The way the director sets us on the wrong track over and over again is quite clever. Especially towards the end there is one twist after another and the tension just keeps rising, so that we expect the movie to get to its final conclusion on several occasions. However, "Return" always has a surprise up its sleeve. Unfortunately, the film also inevitably gets entangled in its own web of mixed story threads. Some of the flashbacks and the constant switching between the different characters seem a bit arbitrary, which sadly also leads to the fact that the movie feels longer than it actually is. If the story would have been more centered and less confusing in form, the plot's quality would have become more apparent. But the way it is, there just seems to be something missing for the viewer to be completely won over by the thriller.
Unfortunately, there are also certain scenes that come without any further explanation, seem rather odd or are simply illogical. Why does one of the victims die of the shock of pain, while Sang-u himself survived the operation even though he was only a child? What is Jae-u's strange dream all about, which becomes reality later on? These are questions that beg for an answer, but never get any.

The actors generally provide solid to good performances, only Kim Myeong-min seems a bit too cold as the main lead. His character doesn't get the time he deserves on screen, respectively every time we start to relate to him, the movie shifts its focus to one of the other characters, even though they never get in the film's spotlight.

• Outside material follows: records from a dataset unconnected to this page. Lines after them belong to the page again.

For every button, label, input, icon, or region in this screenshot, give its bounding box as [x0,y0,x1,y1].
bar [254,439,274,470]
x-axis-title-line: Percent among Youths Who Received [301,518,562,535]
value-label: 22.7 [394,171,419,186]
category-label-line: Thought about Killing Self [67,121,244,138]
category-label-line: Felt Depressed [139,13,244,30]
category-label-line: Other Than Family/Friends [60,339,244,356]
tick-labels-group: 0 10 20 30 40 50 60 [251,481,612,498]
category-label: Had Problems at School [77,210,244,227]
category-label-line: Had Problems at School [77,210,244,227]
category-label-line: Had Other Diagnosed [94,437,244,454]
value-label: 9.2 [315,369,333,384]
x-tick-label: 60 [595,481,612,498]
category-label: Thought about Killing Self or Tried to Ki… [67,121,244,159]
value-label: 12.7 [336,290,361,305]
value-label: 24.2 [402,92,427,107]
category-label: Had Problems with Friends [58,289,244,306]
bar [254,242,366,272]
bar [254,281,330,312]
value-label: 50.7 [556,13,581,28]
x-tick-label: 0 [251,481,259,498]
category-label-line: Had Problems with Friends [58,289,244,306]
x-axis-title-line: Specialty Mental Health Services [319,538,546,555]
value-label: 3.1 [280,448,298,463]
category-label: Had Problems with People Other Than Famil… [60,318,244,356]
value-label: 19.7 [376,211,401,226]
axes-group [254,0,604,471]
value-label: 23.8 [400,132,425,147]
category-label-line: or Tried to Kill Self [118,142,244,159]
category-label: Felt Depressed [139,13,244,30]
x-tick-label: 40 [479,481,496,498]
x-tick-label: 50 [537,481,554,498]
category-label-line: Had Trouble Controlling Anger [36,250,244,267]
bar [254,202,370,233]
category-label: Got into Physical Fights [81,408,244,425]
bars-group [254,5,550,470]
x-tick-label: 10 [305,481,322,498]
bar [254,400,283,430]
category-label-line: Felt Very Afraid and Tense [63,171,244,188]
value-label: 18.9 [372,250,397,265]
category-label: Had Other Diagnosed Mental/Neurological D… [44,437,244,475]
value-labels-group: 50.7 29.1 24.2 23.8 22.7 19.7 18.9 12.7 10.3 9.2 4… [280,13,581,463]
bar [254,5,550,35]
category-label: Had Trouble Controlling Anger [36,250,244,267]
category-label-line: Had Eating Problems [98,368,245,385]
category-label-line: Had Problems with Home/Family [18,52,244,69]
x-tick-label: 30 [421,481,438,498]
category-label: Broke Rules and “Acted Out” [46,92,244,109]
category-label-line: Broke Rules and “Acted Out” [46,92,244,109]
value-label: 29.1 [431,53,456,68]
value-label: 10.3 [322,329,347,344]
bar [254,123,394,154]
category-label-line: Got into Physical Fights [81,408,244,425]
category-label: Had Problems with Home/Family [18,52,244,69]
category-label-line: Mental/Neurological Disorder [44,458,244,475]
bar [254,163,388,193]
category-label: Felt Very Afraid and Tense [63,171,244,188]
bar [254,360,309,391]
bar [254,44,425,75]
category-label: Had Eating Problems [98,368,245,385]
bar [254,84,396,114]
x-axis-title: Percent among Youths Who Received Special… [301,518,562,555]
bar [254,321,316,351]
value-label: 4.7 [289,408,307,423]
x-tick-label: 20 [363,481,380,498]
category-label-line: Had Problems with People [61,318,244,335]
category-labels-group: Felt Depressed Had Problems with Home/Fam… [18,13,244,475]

Still, fortunately not just the events unfolding on screen feel somewhat cold, but the cinematography is so, too. Sterile rooms and a blue camera filter add to this impression. Thus, the movie's atmosphere is very well done. Especially the thrill factor gets quite some momentum towards the end. In "Return" we don't know who the real culprit is until the very end, and the search for the killer also proves to be really thrilling. However, what's making "Return" really outstanding is the fact that it can shock its audience. Fans of worldly horror or gripping psychological thrillers, who don't have a deep sitting fear of scalpels, absolutely will get their money's worth.